La disparition de Josef Mengele de Kirill Serebrennikov (Cannes Première)

Serebrennikov est de retour, et dans un style épuré, classique, lui qui nous habituait à une forme virtuose est ici dans le contrôle nécessaire à la gravité du sujet. Et quel sujet périlleux que de filmer pendant plus de deux heures un monstre, « le boucher de Auschwitz », Josef Mengele, et sa cavale à travers les époques et les pays d’Amérique du sud (du Brésil à l’Argentine, en passant par le Paraguay). Périlleux sujet car le film est évidemment sombre, rugueux, en nous imposant ce que l’on ne veut pas voir, un homme incapable de repentance, incapable d’une quelconque remise en cause, continuant d’appuyer les théories du Troisième Reich, et refusant d’accepter, y compris face à son propre fils qui le confronte, les horreurs dont il a été l’investigateur. Cet homme aigri, rabougri, détestable, Serebrennikov nous l’impose, nous force à voir son regard vide et désincarné, ce visage fantomatique d’un homme inanimé, déshumanisé qui n’est plus qu’une ombre vieillissante et mourante, s’accrochant à la misérabilité d’une vie qui n’est plus. Et Serebrennikov sort grandi de cette entreprise redoutable, un film qui marque, qui éprouve, mais d’une puissance incarnative implacable.

Planètes de Momoko Seto (Semaine de la critique)

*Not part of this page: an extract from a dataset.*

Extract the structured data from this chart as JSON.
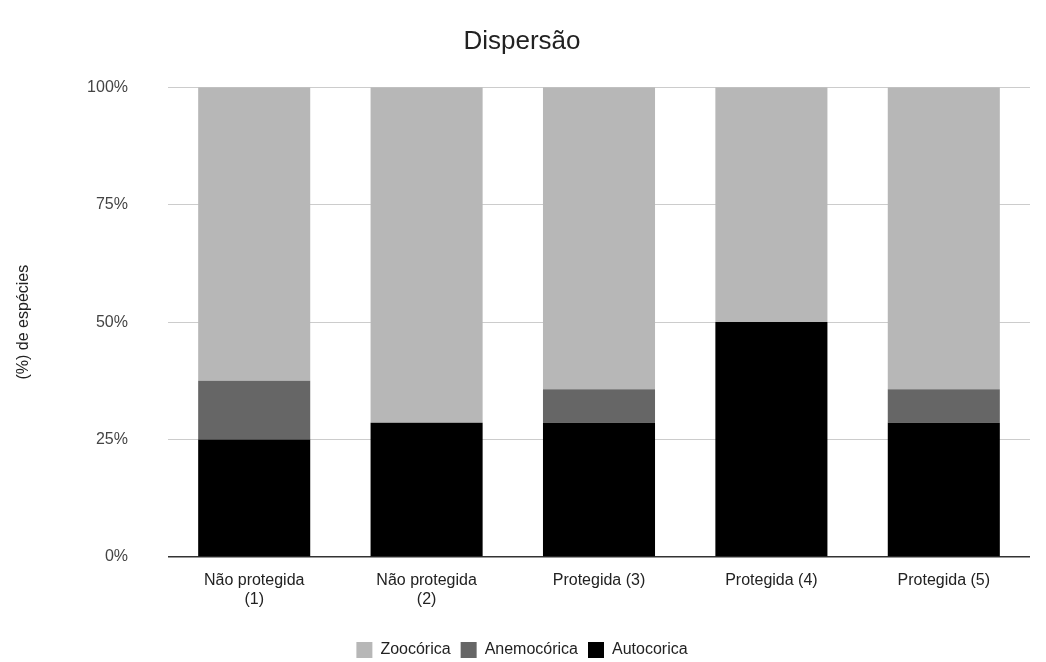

En clôture de la Semaine de la critique, un film d’animation dans la veine du Flow de Gints Zibalodis, sans dialogue, écologiste et survivaliste. Mais dans Planètes ce sont quatre aigrettes que l’on suit (la partie blanche des pissenlits qui s’envole au vent) dans une odyssée cosmique à la recherche de la terre promise, le terreau qui leur offrira la possibilité de pousser, et de se reproduire. Entre-temps, ils affronteront tous les dangers et un déferlement de vent contraire entre flamme et glace, trou noir et tsunami. L’épopée est à la fois psychédélique (avec une haute intensité en colorimétrie) et rêveuse, une poésie de la résilience, du combat pour la survie dans des planètes ravagées par une nature intransigeante, les éléments se déchaînant contre ces brindilles qui arrivent pourtant à s’envoler et résister. Bien que l’émotion soit bien plus difficile à transmettre par le végétal que l’animal, le pari d’une clôture par cette poésie numérique est en partie gagné, et impose un contre-pied au déferlement nihiliste qu’a été cette quinzaine cannoise. Un peu d’espoir donc, tout n’est pas si noir.

Alpha de Julia Ducournau (Sélection officielle)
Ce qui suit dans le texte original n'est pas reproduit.